As evidence, they pointed to the recent decline in the U.S. Leading Economic Index. Park Sanghyun, a researcher in the Investment Strategy Department at Hi Investment & Securities, explained, "The decline in the U.S. Leading Economic Index indicates that the U.S. economy is entering a recession phase, which inevitably has a significant impact on the Fed's interest rate hike cycle. (In the past,) whenever the growth rate of the Leading Economic Index (year-on-year) turned downward, the Fed invariably stopped raising rates or cut them."
On the 23rd (local time), the U.S. Leading Economic Index for December last year was announced, showing a 1.0% drop from the previous month to 110.5 (2016=100). It has declined for 10 consecutive months. Compared to the peak in February last year, it fell by 7.5%. The Leading Economic Index is an indicator that predicts economic turning points about seven months in advance and is mainly used for economic outlooks. The continuous decline of the Leading Economic Index is a sign that concerns over a U.S. economic recession are growing.
What is particularly noteworthy is the correlation between the U.S. Leading Economic Index and the interest rate hike cycle. Looking at the trends of these two indicators since the 1980s, whenever the Leading Economic Index showed a downward trend, the benchmark interest rate also stopped rising or turned to cuts. The Leading Economic Index is closely correlated with the Gross Domestic Product (GDP) growth rate. From this perspective, it is interpreted that monetary policy inevitably followed to stimulate the economy.
Hi Investment & Securities identified the period most similar to the recent economic trend as the recession following the 2001 IT bubble burst. Considering that the inflection point of the 10-year and 2-year Treasury yields coincided with the end of the interest rate hike cycle at that time, they also attached great significance to the recent peak and reversal in Treasury yields. Researcher Park said, "Along with signals of easing inflationary pressure and growing recession risks, there is strong expectation that the Fed will switch to baby steps and end the rate hike cycle at the March FOMC meeting. The technology-driven economic paradigm, which had stalled due to rate hikes, is likely to regain momentum."
In the domestic securities industry, there is growing optimism that the economy will rebound as early as the second quarter of this year and that investment sentiment will recover in the second half. A clear example is the sharp rise in securities-related stocks since the beginning of the year. Last year, the KOSPI fell nearly 25% annually, and trading volume decreased, causing investment sentiment to shrink rapidly and securities firms' performance to suffer. Nevertheless, this year, major securities firms such as Mirae Asset Securities, NH Investment & Securities, Samsung Securities, and Kiwoom Securities have seen their stock prices soar well above the KOSPI's rise. In particular, Hanwha Investment & Securities and SK Securities have seen their stock prices rise about 35% and 25%, respectively, this year alone. During the same period, the 'KRX Securities' index also jumped 14%. This is interpreted as reflecting expectations that the previously subdued stock trading will be revitalized.
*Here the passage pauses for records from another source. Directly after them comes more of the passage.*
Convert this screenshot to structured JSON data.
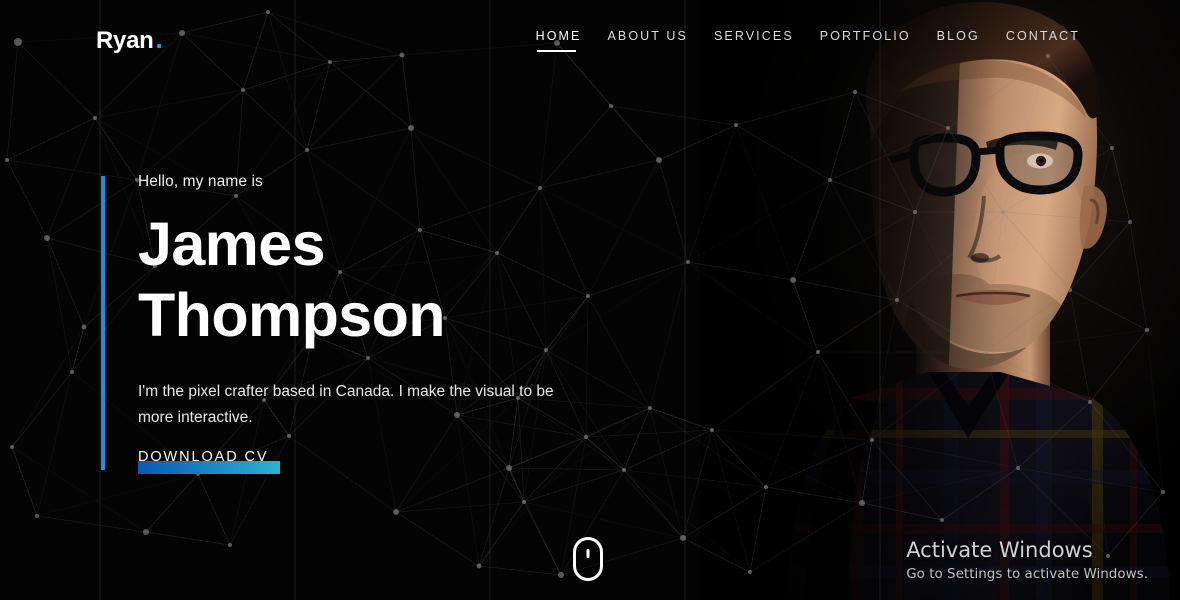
{
  "header": {
    "logo_text": "Ryan",
    "logo_dot": ".",
    "nav": [
      {
        "label": "HOME",
        "active": true
      },
      {
        "label": "ABOUT US",
        "active": false
      },
      {
        "label": "SERVICES",
        "active": false
      },
      {
        "label": "PORTFOLIO",
        "active": false
      },
      {
        "label": "BLOG",
        "active": false
      },
      {
        "label": "CONTACT",
        "active": false
      }
    ]
  },
  "hero": {
    "greeting": "Hello, my name is",
    "name_line1": "James",
    "name_line2": "Thompson",
    "description": "I'm the pixel crafter based in Canada. I make the visual to be more interactive.",
    "cta_label": "DOWNLOAD CV",
    "accent_color": "#1e8fe8",
    "cta_gradient_from": "#0d57b5",
    "cta_gradient_to": "#2bb3cf"
  },
  "scroll_indicator": {
    "icon": "mouse-scroll-icon"
  },
  "watermark": {
    "title": "Activate Windows",
    "subtitle": "Go to Settings to activate Windows."
  },
  "background": {
    "type": "particle-network",
    "base_color": "#000000",
    "particle_color": "#8a8a8a",
    "line_color": "#6e6e6e",
    "gridline_color": "#1c1c1c",
    "gridline_positions": [
      100,
      295,
      490,
      685,
      880
    ],
    "particles": [
      [
        18,
        42,
        4
      ],
      [
        182,
        33,
        3
      ],
      [
        268,
        12,
        2
      ],
      [
        330,
        62,
        2
      ],
      [
        402,
        55,
        2.5
      ],
      [
        243,
        90,
        2
      ],
      [
        47,
        238,
        3
      ],
      [
        84,
        327,
        2.5
      ],
      [
        72,
        372,
        2
      ],
      [
        12,
        447,
        2
      ],
      [
        37,
        516,
        2
      ],
      [
        146,
        532,
        3
      ],
      [
        155,
        266,
        2
      ],
      [
        236,
        196,
        2
      ],
      [
        307,
        150,
        2
      ],
      [
        411,
        128,
        3
      ],
      [
        420,
        230,
        2
      ],
      [
        313,
        336,
        2
      ],
      [
        289,
        436,
        2
      ],
      [
        230,
        545,
        2
      ],
      [
        396,
        512,
        3
      ],
      [
        457,
        415,
        3
      ],
      [
        509,
        468,
        3
      ],
      [
        524,
        502,
        2
      ],
      [
        557,
        43,
        3
      ],
      [
        611,
        106,
        2
      ],
      [
        659,
        160,
        3
      ],
      [
        588,
        296,
        2
      ],
      [
        546,
        350,
        2
      ],
      [
        518,
        398,
        2
      ],
      [
        479,
        566,
        2.5
      ],
      [
        561,
        575,
        3
      ],
      [
        683,
        538,
        3
      ],
      [
        750,
        572,
        2
      ],
      [
        688,
        262,
        2
      ],
      [
        736,
        125,
        2
      ],
      [
        793,
        280,
        3
      ],
      [
        818,
        352,
        2
      ],
      [
        855,
        92,
        2
      ],
      [
        872,
        440,
        2
      ],
      [
        897,
        300,
        2
      ],
      [
        948,
        128,
        2
      ],
      [
        1003,
        212,
        2
      ],
      [
        1048,
        56,
        2
      ],
      [
        1112,
        148,
        2
      ],
      [
        1147,
        330,
        2
      ],
      [
        1090,
        402,
        2
      ],
      [
        1018,
        468,
        2
      ],
      [
        942,
        520,
        2
      ],
      [
        862,
        503,
        3
      ],
      [
        1163,
        492,
        2
      ],
      [
        1108,
        556,
        2
      ],
      [
        624,
        470,
        2
      ],
      [
        586,
        437,
        2
      ],
      [
        650,
        408,
        2
      ],
      [
        712,
        430,
        2
      ],
      [
        766,
        487,
        2
      ],
      [
        198,
        474,
        2
      ],
      [
        264,
        400,
        2
      ],
      [
        137,
        180,
        2
      ],
      [
        95,
        118,
        2
      ],
      [
        7,
        160,
        2
      ],
      [
        340,
        272,
        2
      ],
      [
        368,
        358,
        2
      ],
      [
        445,
        318,
        2
      ],
      [
        497,
        253,
        2
      ],
      [
        540,
        188,
        2
      ],
      [
        1130,
        222,
        2
      ],
      [
        1070,
        290,
        2
      ],
      [
        985,
        352,
        2
      ],
      [
        915,
        212,
        2
      ],
      [
        830,
        180,
        2
      ]
    ],
    "link_distance": 168
  }
}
However, there is also cautious opinion warning against excessive optimism. Hana Securities researcher Han Jaehyuk said, "Because market liquidity is shrinking due to high interest rates, the KOSPI's rise will not be very large," adding, "Given the heavy reliance on a single supply-demand entity, foreigners, it is cautious to increase the KOSPI weighting." He continued, "The recent rally in the stock market can be attributed entirely to foreigners' 'Love Korea.' There is a constant possibility that hidden negative factors will be reflected in the Korean stock market when foreign capital inflows shrink."
Choi Yujun, senior researcher at Shinhan Investment Corp., also pointed out, "A significant part of the recent KOSPI rebound momentum comes from the 'expectation' that the semiconductor industry has bottomed out," adding, "It is necessary to verify the basis for this expectation through major corporate earnings announcements."